Of the businesses that put themselves on the market every year only 5% of businesses sell according to Bizbuysell.com. This shows the gap between seller’s expectations and eventual selling price. The number 1 thing all brokers said when I interviewed them that stopped a founder getting their business sold was not understanding business valuation and having expectations of selling price that was too high.

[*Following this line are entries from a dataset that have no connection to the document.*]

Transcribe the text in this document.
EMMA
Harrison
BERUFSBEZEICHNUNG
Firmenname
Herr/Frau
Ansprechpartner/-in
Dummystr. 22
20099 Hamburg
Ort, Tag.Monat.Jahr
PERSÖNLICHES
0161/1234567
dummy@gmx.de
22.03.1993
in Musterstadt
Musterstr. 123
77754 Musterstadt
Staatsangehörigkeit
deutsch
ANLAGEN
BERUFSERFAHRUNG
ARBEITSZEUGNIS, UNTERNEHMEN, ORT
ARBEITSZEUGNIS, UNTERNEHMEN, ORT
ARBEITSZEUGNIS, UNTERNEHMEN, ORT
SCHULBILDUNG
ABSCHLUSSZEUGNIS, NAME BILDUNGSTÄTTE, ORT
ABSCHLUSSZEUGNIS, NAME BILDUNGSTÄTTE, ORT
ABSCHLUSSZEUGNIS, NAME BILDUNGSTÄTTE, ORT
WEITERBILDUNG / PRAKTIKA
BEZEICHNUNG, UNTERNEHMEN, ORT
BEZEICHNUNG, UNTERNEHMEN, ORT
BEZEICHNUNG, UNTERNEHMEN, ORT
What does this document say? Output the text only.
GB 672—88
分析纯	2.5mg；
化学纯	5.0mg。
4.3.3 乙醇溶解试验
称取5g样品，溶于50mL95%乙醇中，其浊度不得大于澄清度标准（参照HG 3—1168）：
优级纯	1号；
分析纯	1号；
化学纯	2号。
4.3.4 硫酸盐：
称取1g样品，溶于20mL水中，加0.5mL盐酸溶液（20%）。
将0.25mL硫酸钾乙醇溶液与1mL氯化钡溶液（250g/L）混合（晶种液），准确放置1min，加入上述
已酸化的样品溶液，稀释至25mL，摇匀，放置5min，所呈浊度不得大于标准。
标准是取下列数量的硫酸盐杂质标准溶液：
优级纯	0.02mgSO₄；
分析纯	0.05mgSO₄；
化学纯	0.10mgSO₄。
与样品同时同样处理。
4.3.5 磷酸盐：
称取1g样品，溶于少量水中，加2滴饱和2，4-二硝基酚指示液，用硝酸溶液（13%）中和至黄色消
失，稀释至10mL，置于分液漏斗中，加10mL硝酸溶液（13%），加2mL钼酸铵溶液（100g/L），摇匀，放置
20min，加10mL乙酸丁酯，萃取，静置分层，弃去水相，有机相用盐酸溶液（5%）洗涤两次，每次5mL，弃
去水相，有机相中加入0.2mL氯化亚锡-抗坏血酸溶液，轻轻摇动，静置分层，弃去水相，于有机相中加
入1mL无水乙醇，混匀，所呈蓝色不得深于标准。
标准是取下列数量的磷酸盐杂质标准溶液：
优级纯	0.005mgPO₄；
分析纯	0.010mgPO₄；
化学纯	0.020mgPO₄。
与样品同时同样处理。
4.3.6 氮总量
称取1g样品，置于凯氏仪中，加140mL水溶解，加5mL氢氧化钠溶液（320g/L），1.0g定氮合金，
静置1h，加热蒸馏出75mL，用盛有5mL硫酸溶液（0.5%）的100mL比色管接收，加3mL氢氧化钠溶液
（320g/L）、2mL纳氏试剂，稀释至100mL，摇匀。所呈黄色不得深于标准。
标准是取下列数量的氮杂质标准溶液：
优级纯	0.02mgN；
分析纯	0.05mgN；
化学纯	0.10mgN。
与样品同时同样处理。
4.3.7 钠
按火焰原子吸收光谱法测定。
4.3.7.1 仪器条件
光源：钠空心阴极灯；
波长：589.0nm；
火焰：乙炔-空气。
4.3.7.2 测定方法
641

The best way to determine what your company is worth is a comparable company analysis (CCA) that helps you determine what you company is worth compared to companies similar to yours. This approach looks at companies that are similar to yours and compares them to the sale of comparable companies. What your business is worth, is what a buyer is willing to pay for it. So having an understanding of what buyers are currently paying for businesses similar to your own will help you increase the probability of a sale by pricing your business at the current market rate.

  1. Not Having Clean Financials

Buyers use very simple methods to evaluate how much your business is worth, how much money they will return on their investment (ROI).

ROI is what drives the price paid for your business and if your financials aren’t able to show the profitability of your business well, not only will buyers think you make less money than you do, it also inhibits their ability to raise money (either through debt or investors) to buy your business. Having your financials prepared by a CPA, completing bookkeeping on a monthly basis and doing monthly reconciliations will place your business in a position that ensures it attracts the highest possible offers.

  1. Not Extracting the Owner

Generally, buyers are not interested in paying a premium for a business if the business relies on the owners for its success.  Owners must delegate responsibility to key employees and involve key staff members in the decision making process.  If you can demonstrate that your company’s success is a result of your employees and not solely you, you will be able to ask for a higher sales price.

When a business owner is the linchpin to any business, what a buyer is essentially purchasing is a job. Without the owner, the business would likely not operate, or operate poorly. It is a fact that the more process driven the business the higher the multiple. Extracting yourself, as the business owner from the day-to-day operations is the key to obtaining a higher multiple when you want to sell your business.

  1. Not Using A Broker and/or Advisors

It’s vitally important to have your deal team, which includes an M&A lawyer that specialises in selling businesses as well as your accountant. This may also include your financial planner as well. You will need all of these advisors whether or not you are using a broker to sell your business. Selling on your own is best if you are selling your business to a family member or employee. Utilizing a broker is best if you want to attract multiple buyers and get the highest selling price. Here are the top brokers I found in my research to sell your business

  1. Selling At The Wrong Time

Buyers are more enthusiastic about buying a business that is growing. A positive growth trend will allow a potential buyer to think they can make their money back (return on investment) in a shorter period of time. Let’s take two really simple hypothetical businesses (Business A and Business B) into account.

Business A makes $1m per year in profit and is not growing. Business B makes $1m per year in profit, but is growing 25% per year. Assuming growth rates stay the same, In 3 years time Business A will have a net profit of $1m. In 3 years time Business B will have a net profit of $1.9 million.

Over the 3-year period Business A produced $3m in profit and in that same timeframe Business B produced $4.75m in profit. This is why a buyer will be happy to pay more for a growing company.

  1. Too Much Risk For The Buyer

A buyer will be interested in evaluating the inherent risks in the business being acquired. If you can take away some of the risk for a buyer they will pay a higher price. Some things you may want to consider to de-risk your business:

  • Is the business reliant on you as the owner?
  • Do multiple people know key processes of the business?
  • Are customers locked into contracts?
  • Are suppliers under an exclusive agreement?
  • Are you able to prove the income of the business?
  • Will employees stay on after the sale?
  • Is there any owner input after the sale?
  • Is the revenue diversified?
  • Is the customer base diversified?
  • Is there any intellectual property?
  • How transferable is the business?

If you can address these risk factors and take some of the risk away from the buyer, you will increase the selling price of your business.